Do Brands Appearing in Textbooks Influence Students? Insights from an Exploratory Study: An Abstract
Product placement is defined as the inclusion of brand and/or brand identifying items within mass media programming such as cinema and television (Balasubramanian 1994; Karrh 1998). Many studies have examined product placements in movies (e.g., Babin and Carder 1996), television shows (e.g., Law and Braun 2000), and video games (e.g., Nelson 2002), but it has also been studied in music videos (e.g., Schemer et al. 2008), novels (e.g., Brennan 2008), and even textbooks (Brennan and McCalman 2011).

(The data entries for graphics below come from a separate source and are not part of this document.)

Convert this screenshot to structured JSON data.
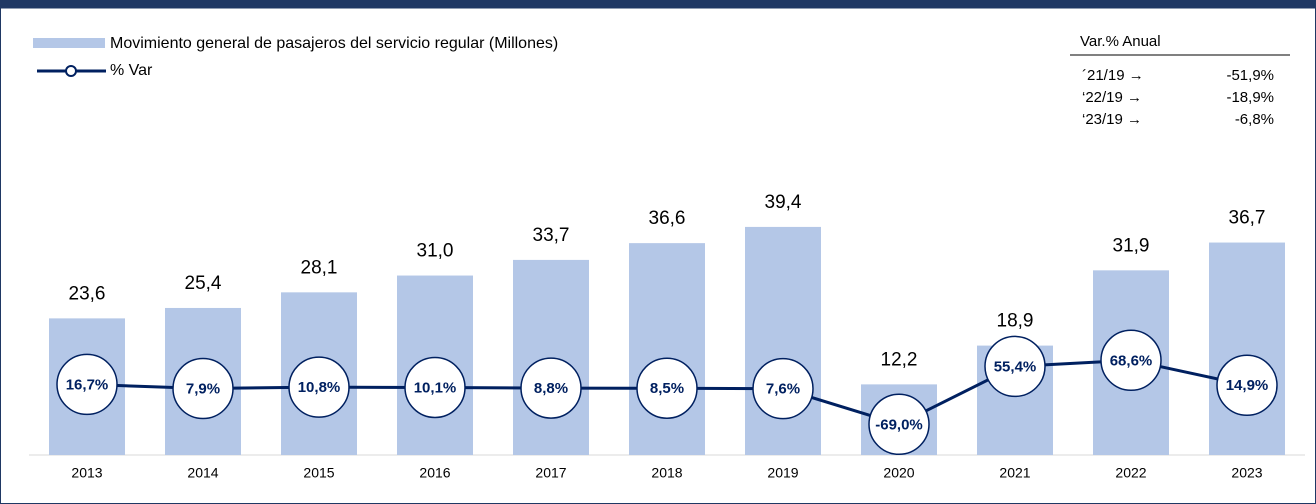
{
  "chart_data": {
    "type": "bar-line",
    "categories": [
      "2013",
      "2014",
      "2015",
      "2016",
      "2017",
      "2018",
      "2019",
      "2020",
      "2021",
      "2022",
      "2023"
    ],
    "series": [
      {
        "name": "Movimiento general de pasajeros del servicio regular (Millones)",
        "type": "bar",
        "color": "#b4c7e7",
        "values": [
          23.6,
          25.4,
          28.1,
          31.0,
          33.7,
          36.6,
          39.4,
          12.2,
          18.9,
          31.9,
          36.7
        ],
        "value_labels": [
          "23,6",
          "25,4",
          "28,1",
          "31,0",
          "33,7",
          "36,6",
          "39,4",
          "12,2",
          "18,9",
          "31,9",
          "36,7"
        ]
      },
      {
        "name": "% Var",
        "type": "line",
        "axis": "y2",
        "color": "#002060",
        "values": [
          16.7,
          7.9,
          10.8,
          10.1,
          8.8,
          8.5,
          7.6,
          -69.0,
          55.4,
          68.6,
          14.9
        ],
        "value_labels": [
          "16,7%",
          "7,9%",
          "10,8%",
          "10,1%",
          "8,8%",
          "8,5%",
          "7,6%",
          "-69,0%",
          "55,4%",
          "68,6%",
          "14,9%"
        ]
      }
    ],
    "ylim": [
      0,
      45
    ],
    "y2lim": [
      -135,
      425
    ],
    "annotation": {
      "title": "Var.% Anual",
      "rows": [
        [
          "´21/19 →",
          "-51,9%"
        ],
        [
          "‘22/19 →",
          "-18,9%"
        ],
        [
          "‘23/19 →",
          "-6,8%"
        ]
      ]
    }
  }
}
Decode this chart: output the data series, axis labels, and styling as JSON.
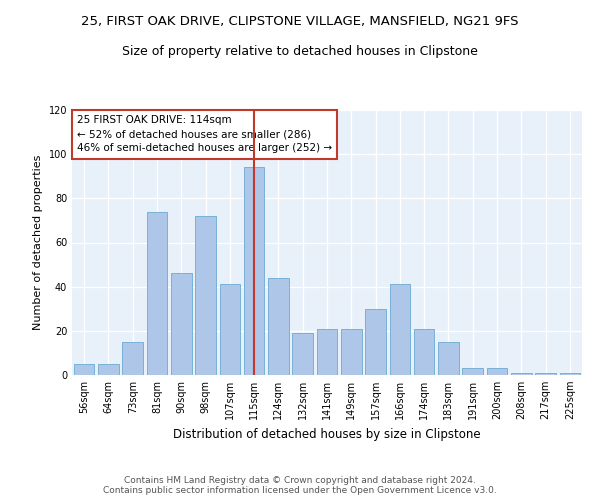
{
  "title1": "25, FIRST OAK DRIVE, CLIPSTONE VILLAGE, MANSFIELD, NG21 9FS",
  "title2": "Size of property relative to detached houses in Clipstone",
  "xlabel": "Distribution of detached houses by size in Clipstone",
  "ylabel": "Number of detached properties",
  "footer1": "Contains HM Land Registry data © Crown copyright and database right 2024.",
  "footer2": "Contains public sector information licensed under the Open Government Licence v3.0.",
  "categories": [
    "56sqm",
    "64sqm",
    "73sqm",
    "81sqm",
    "90sqm",
    "98sqm",
    "107sqm",
    "115sqm",
    "124sqm",
    "132sqm",
    "141sqm",
    "149sqm",
    "157sqm",
    "166sqm",
    "174sqm",
    "183sqm",
    "191sqm",
    "200sqm",
    "208sqm",
    "217sqm",
    "225sqm"
  ],
  "values": [
    5,
    5,
    15,
    74,
    46,
    72,
    41,
    94,
    44,
    19,
    21,
    21,
    30,
    41,
    21,
    15,
    3,
    3,
    1,
    1,
    1
  ],
  "bar_color": "#aec6e8",
  "bar_edge_color": "#6aaad4",
  "highlight_index": 7,
  "highlight_line_color": "#c0392b",
  "annotation_line1": "25 FIRST OAK DRIVE: 114sqm",
  "annotation_line2": "← 52% of detached houses are smaller (286)",
  "annotation_line3": "46% of semi-detached houses are larger (252) →",
  "annotation_box_color": "#c0392b",
  "annotation_fill": "#ffffff",
  "ylim": [
    0,
    120
  ],
  "yticks": [
    0,
    20,
    40,
    60,
    80,
    100,
    120
  ],
  "background_color": "#e8f0fa",
  "grid_color": "#ffffff",
  "title1_fontsize": 9.5,
  "title2_fontsize": 9,
  "xlabel_fontsize": 8.5,
  "ylabel_fontsize": 8,
  "tick_fontsize": 7,
  "footer_fontsize": 6.5
}
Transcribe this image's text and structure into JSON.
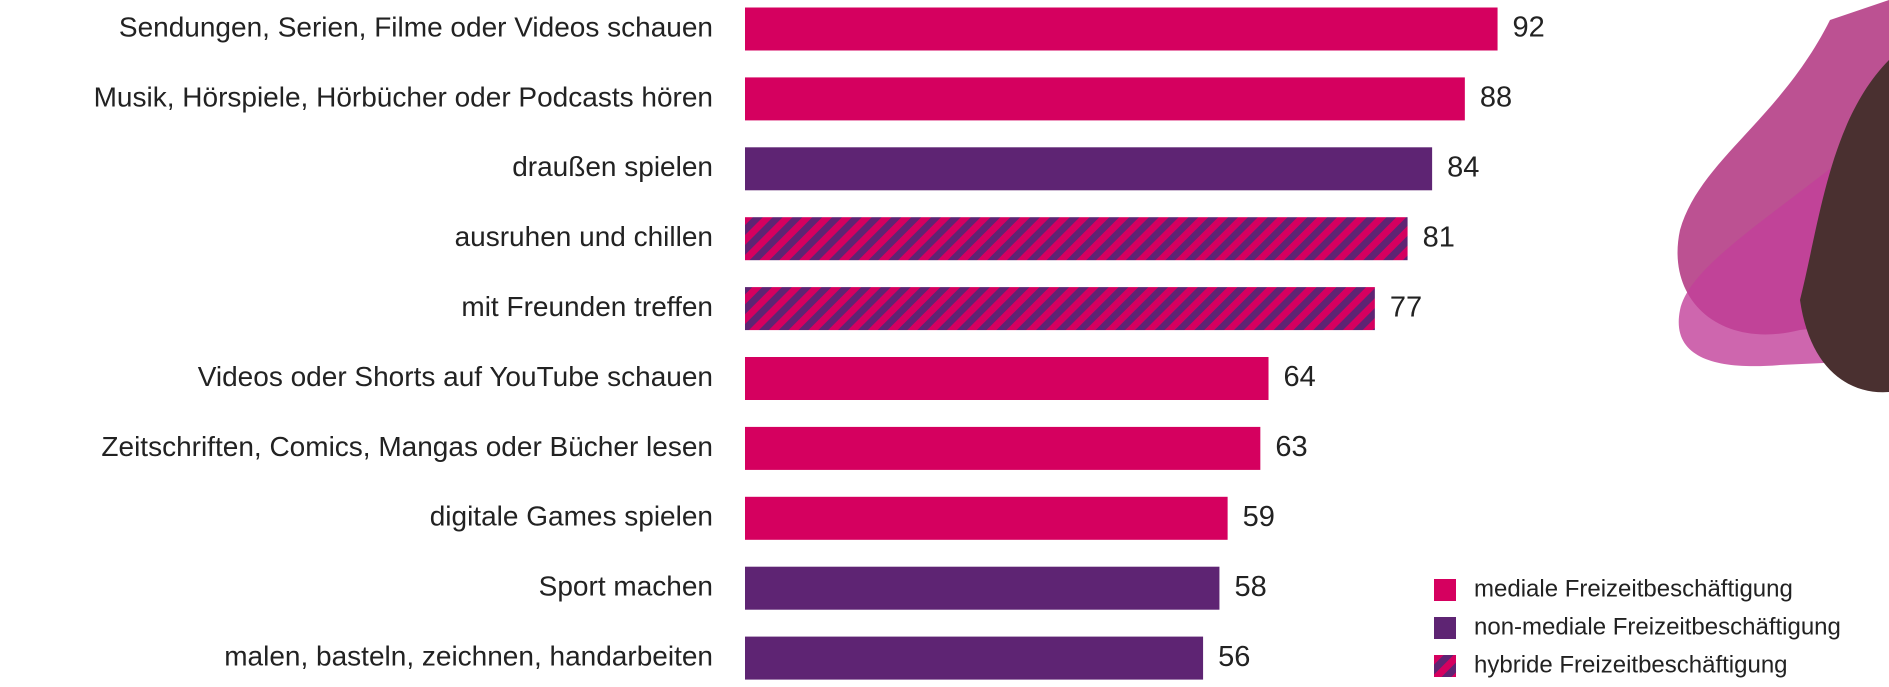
{
  "chart_data": {
    "type": "hbar",
    "categories": [
      "Sendungen, Serien, Filme oder Videos schauen",
      "Musik, Hörspiele, Hörbücher oder Podcasts hören",
      "draußen spielen",
      "ausruhen und chillen",
      "mit Freunden treffen",
      "Videos oder Shorts auf YouTube schauen",
      "Zeitschriften, Comics, Mangas oder Bücher lesen",
      "digitale Games spielen",
      "Sport machen",
      "malen, basteln, zeichnen, handarbeiten"
    ],
    "series": [
      {
        "name": "mediale Freizeitbeschäftigung",
        "color": "#d5005f",
        "values": [
          92,
          88,
          null,
          null,
          null,
          64,
          63,
          59,
          null,
          null
        ]
      },
      {
        "name": "non-mediale Freizeitbeschäftigung",
        "color": "#5e2473",
        "values": [
          null,
          null,
          84,
          null,
          null,
          null,
          null,
          null,
          58,
          56
        ]
      },
      {
        "name": "hybride Freizeitbeschäftigung",
        "color": "#5e2473",
        "hatch_color": "#d5005f",
        "values": [
          null,
          null,
          null,
          81,
          77,
          null,
          null,
          null,
          null,
          null
        ]
      }
    ],
    "xlim": [
      0,
      100
    ],
    "legend": "bottom-right"
  }
}
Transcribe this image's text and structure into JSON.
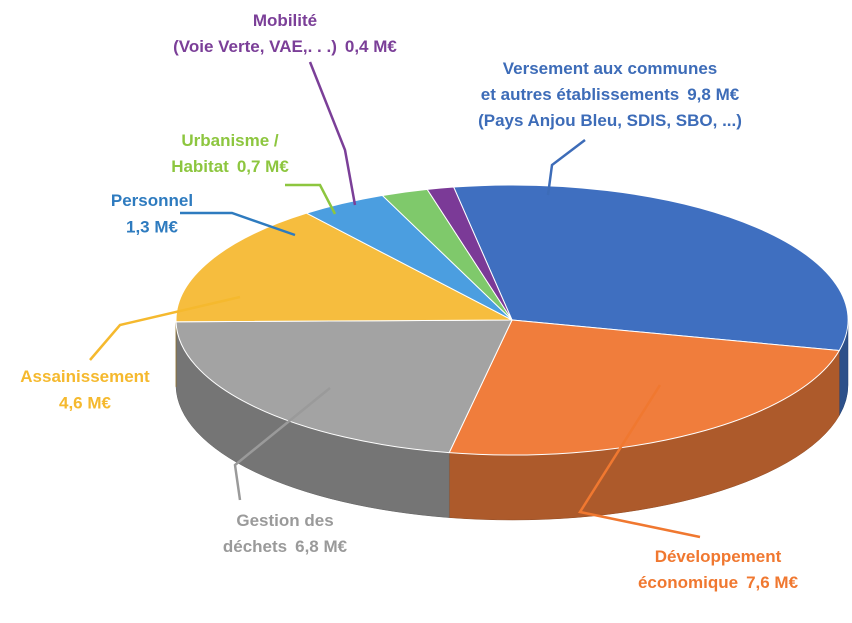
{
  "chart_data": {
    "type": "pie",
    "categories": [
      [
        "Versement aux communes",
        "et autres établissements",
        "(Pays Anjou Bleu, SDIS, SBO, ...)"
      ],
      [
        "Développement",
        "économique"
      ],
      [
        "Gestion des",
        "déchets"
      ],
      [
        "Assainissement"
      ],
      [
        "Personnel"
      ],
      [
        "Urbanisme /",
        "Habitat"
      ],
      [
        "Mobilité",
        "(Voie Verte, VAE,. . .)"
      ]
    ],
    "values": [
      9.8,
      7.6,
      6.8,
      4.6,
      1.3,
      0.7,
      0.4
    ],
    "value_labels": [
      "9,8 M€",
      "7,6 M€",
      "6,8 M€",
      "4,6 M€",
      "1,3 M€",
      "0,7 M€",
      "0,4 M€"
    ],
    "colors": [
      "#3f6fc0",
      "#f07d3c",
      "#a3a3a3",
      "#f6bd3e",
      "#4b9ee0",
      "#7fc96b",
      "#7b3a97"
    ],
    "label_colors": [
      "#3d6cb8",
      "#f07830",
      "#9a9a9a",
      "#f5b92e",
      "#2e7bbf",
      "#8dc63f",
      "#7b3f98"
    ]
  }
}
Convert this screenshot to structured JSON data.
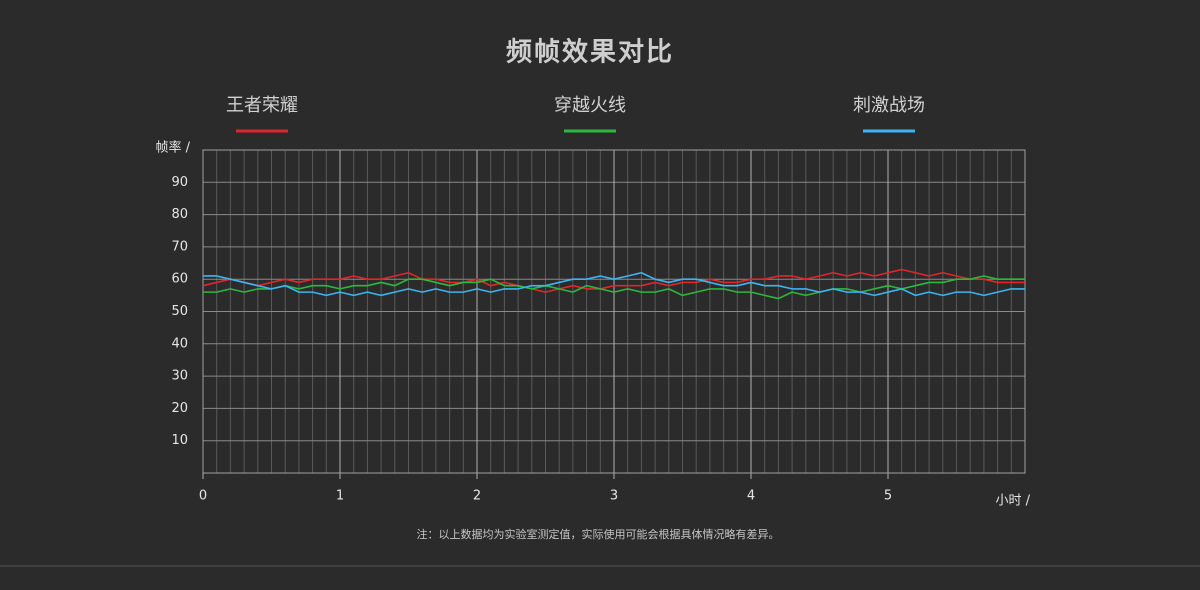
{
  "chart_data": {
    "type": "line",
    "title": "频帧效果对比",
    "y_label": "帧率 /",
    "x_label": "小时 /",
    "note": "注：以上数据均为实验室测定值，实际使用可能会根据具体情况略有差异。",
    "xlim": [
      0,
      6
    ],
    "xticks": [
      0,
      1,
      2,
      3,
      4,
      5
    ],
    "ylim": [
      0,
      100
    ],
    "yticks": [
      10,
      20,
      30,
      40,
      50,
      60,
      70,
      80,
      90
    ],
    "grid": true,
    "x": [
      0,
      0.1,
      0.2,
      0.3,
      0.4,
      0.5,
      0.6,
      0.7,
      0.8,
      0.9,
      1,
      1.1,
      1.2,
      1.3,
      1.4,
      1.5,
      1.6,
      1.7,
      1.8,
      1.9,
      2,
      2.1,
      2.2,
      2.3,
      2.4,
      2.5,
      2.6,
      2.7,
      2.8,
      2.9,
      3,
      3.1,
      3.2,
      3.3,
      3.4,
      3.5,
      3.6,
      3.7,
      3.8,
      3.9,
      4,
      4.1,
      4.2,
      4.3,
      4.4,
      4.5,
      4.6,
      4.7,
      4.8,
      4.9,
      5,
      5.1,
      5.2,
      5.3,
      5.4,
      5.5,
      5.6,
      5.7,
      5.8,
      5.9,
      6
    ],
    "series": [
      {
        "name": "王者荣耀",
        "color": "#e0262b",
        "values": [
          58,
          59,
          60,
          59,
          58,
          59,
          60,
          59,
          60,
          60,
          60,
          61,
          60,
          60,
          61,
          62,
          60,
          60,
          59,
          59,
          60,
          58,
          59,
          58,
          57,
          56,
          57,
          58,
          57,
          57,
          58,
          58,
          58,
          59,
          58,
          59,
          59,
          60,
          59,
          59,
          60,
          60,
          61,
          61,
          60,
          61,
          62,
          61,
          62,
          61,
          62,
          63,
          62,
          61,
          62,
          61,
          60,
          60,
          59,
          59,
          59
        ]
      },
      {
        "name": "穿越火线",
        "color": "#2cb83c",
        "values": [
          56,
          56,
          57,
          56,
          57,
          57,
          58,
          57,
          58,
          58,
          57,
          58,
          58,
          59,
          58,
          60,
          60,
          59,
          58,
          59,
          59,
          60,
          58,
          58,
          57,
          58,
          57,
          56,
          58,
          57,
          56,
          57,
          56,
          56,
          57,
          55,
          56,
          57,
          57,
          56,
          56,
          55,
          54,
          56,
          55,
          56,
          57,
          57,
          56,
          57,
          58,
          57,
          58,
          59,
          59,
          60,
          60,
          61,
          60,
          60,
          60
        ]
      },
      {
        "name": "刺激战场",
        "color": "#3ab4f2",
        "values": [
          61,
          61,
          60,
          59,
          58,
          57,
          58,
          56,
          56,
          55,
          56,
          55,
          56,
          55,
          56,
          57,
          56,
          57,
          56,
          56,
          57,
          56,
          57,
          57,
          58,
          58,
          59,
          60,
          60,
          61,
          60,
          61,
          62,
          60,
          59,
          60,
          60,
          59,
          58,
          58,
          59,
          58,
          58,
          57,
          57,
          56,
          57,
          56,
          56,
          55,
          56,
          57,
          55,
          56,
          55,
          56,
          56,
          55,
          56,
          57,
          57
        ]
      }
    ]
  }
}
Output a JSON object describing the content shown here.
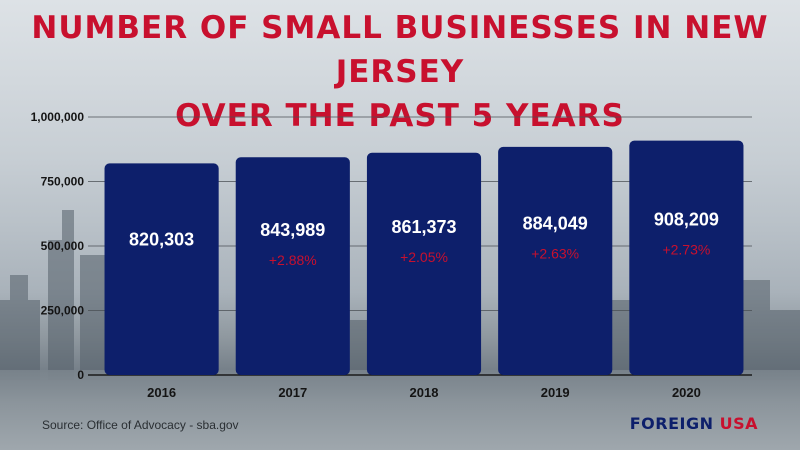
{
  "title": [
    "NUMBER OF SMALL BUSINESSES IN NEW JERSEY",
    "OVER THE PAST 5 YEARS"
  ],
  "source": "Source: Office of Advocacy - sba.gov",
  "brand": {
    "part1": "FOREIGN",
    "part2": "USA"
  },
  "colors": {
    "bar": "#0d1f6b",
    "title": "#c8102e",
    "change": "#c8102e",
    "value": "#ffffff"
  },
  "chart_data": {
    "type": "bar",
    "title": "NUMBER OF SMALL BUSINESSES IN NEW JERSEY OVER THE PAST 5 YEARS",
    "categories": [
      "2016",
      "2017",
      "2018",
      "2019",
      "2020"
    ],
    "values": [
      820303,
      843989,
      861373,
      884049,
      908209
    ],
    "value_labels": [
      "820,303",
      "843,989",
      "861,373",
      "884,049",
      "908,209"
    ],
    "change_labels": [
      "",
      "+2.88%",
      "+2.05%",
      "+2.63%",
      "+2.73%"
    ],
    "ylim": [
      0,
      1000000
    ],
    "yticks": [
      0,
      250000,
      500000,
      750000,
      1000000
    ],
    "ytick_labels": [
      "0",
      "250,000",
      "500,000",
      "750,000",
      "1,000,000"
    ],
    "grid": true,
    "xlabel": "",
    "ylabel": ""
  }
}
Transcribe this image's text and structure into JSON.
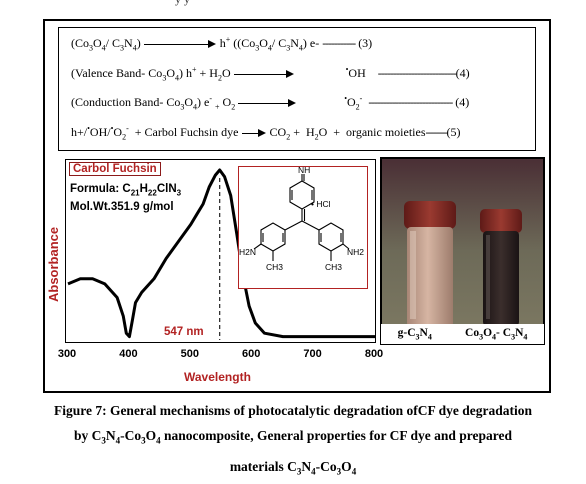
{
  "equations": [
    {
      "id": "eq3",
      "lhs": "(Co3O4/ C3N4)",
      "rhs": "h+ ((Co3O4/ C3N4) e-",
      "number": "(3)"
    },
    {
      "id": "eq4a",
      "lhs": "(Valence Band- Co3O4) h+ + H2O",
      "rhs": "•OH",
      "number": "(4)"
    },
    {
      "id": "eq4b",
      "lhs": "(Conduction Band- Co3O4) e- + O2",
      "rhs": "•O2-",
      "number": "(4)"
    },
    {
      "id": "eq5",
      "lhs": "h+/•OH/•O2- + Carbol Fuchsin dye",
      "rhs": "CO2 + H2O + organic moieties",
      "number": "(5)"
    }
  ],
  "dye": {
    "name": "Carbol Fuchsin",
    "formula_label": "Formula: C21H22ClN3",
    "mol_wt": "Mol.Wt.351.9 g/mol",
    "structure_labels": {
      "imine": "NH",
      "salt": "• HCl",
      "amine_left": "H2N",
      "amine_right": "NH2",
      "methyl": "CH3"
    }
  },
  "chart_data": {
    "type": "line",
    "title": "",
    "xlabel": "Wavelength",
    "ylabel": "Absorbance",
    "xlim": [
      300,
      800
    ],
    "x_ticks": [
      300,
      400,
      500,
      600,
      700,
      800
    ],
    "y_ticks_shown": false,
    "annotations": [
      {
        "text": "547 nm",
        "x": 547,
        "style": "dashed vertical line"
      }
    ],
    "series": [
      {
        "x": [
          300,
          320,
          340,
          360,
          380,
          390,
          395,
          400,
          405,
          410,
          420,
          440,
          460,
          480,
          500,
          510,
          520,
          530,
          540,
          547,
          555,
          565,
          575,
          585,
          595,
          605,
          620,
          650,
          700,
          750,
          800
        ],
        "y": [
          0.33,
          0.36,
          0.36,
          0.33,
          0.25,
          0.14,
          0.04,
          0.02,
          0.12,
          0.22,
          0.28,
          0.36,
          0.48,
          0.58,
          0.68,
          0.74,
          0.8,
          0.9,
          0.97,
          1.0,
          0.96,
          0.85,
          0.62,
          0.38,
          0.2,
          0.1,
          0.04,
          0.02,
          0.02,
          0.02,
          0.02
        ]
      }
    ],
    "colors": {
      "line": "#000000",
      "peak_line": "#333333"
    }
  },
  "photo": {
    "labels": [
      "g-C3N4",
      "Co3O4- C3N4"
    ],
    "colors": {
      "cap": "#8a2a25",
      "left_powder": "#c7a28f",
      "right_powder": "#2b1f1e",
      "background": "#6b6f60"
    }
  },
  "caption": {
    "line1": "Figure 7: General mechanisms of photocatalytic degradation ofCF dye degradation",
    "line2": "by C3N4-Co3O4 nanocomposite, General properties for CF dye and prepared",
    "line3": "materials C3N4-Co3O4"
  }
}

This study explores the effects of brand names or logos appearing in a marketing textbook, not only on recall and recognition but also on higher-order outcomes (attitudes, consideration set, and purchase intentions). While brands appearing in textbooks are likely unsponsored word-of-author placements and are added by the authors and publishers to improve student learning, they may also implicitly influence students’ consumer and job choices.
How are brand examples presented in textbooks?
Do brand appearances in textbooks produce beneficial outcomes for brands, such as cognitive outcomes of recall or recognition, more favorable attitudes, or conative outcomes such as brand inclusion in the consideration set or higher purchase intention toward the brand?
What role does brand familiarity and form and valence of the brand appearance play in such outcomes?
Is recall or recognition of the brand necessary to observe higher order outcomes for the brand or are higher-order outcomes possible in the absence of memory of brand appearance?
Two hundred six unique brands were identified in the first four chapters of CB7 (Babin and Harris, 2016) and coded with regard to how they were featured and whether the appearance was positive, negative, or neutral. The exposed group (n = 37) completed the survey immediately after taking an exam over the four chapters, and the control group (n = 21) completed the survey after taking a different exam that same day. Dependent variables included memory-based consideration set, attitude toward the brand, purchase intention, and free recall and recognition of a number of brands. Analyses of the multitude of brand appearances revealed difficulty in answering the research questions and identified future research avenues.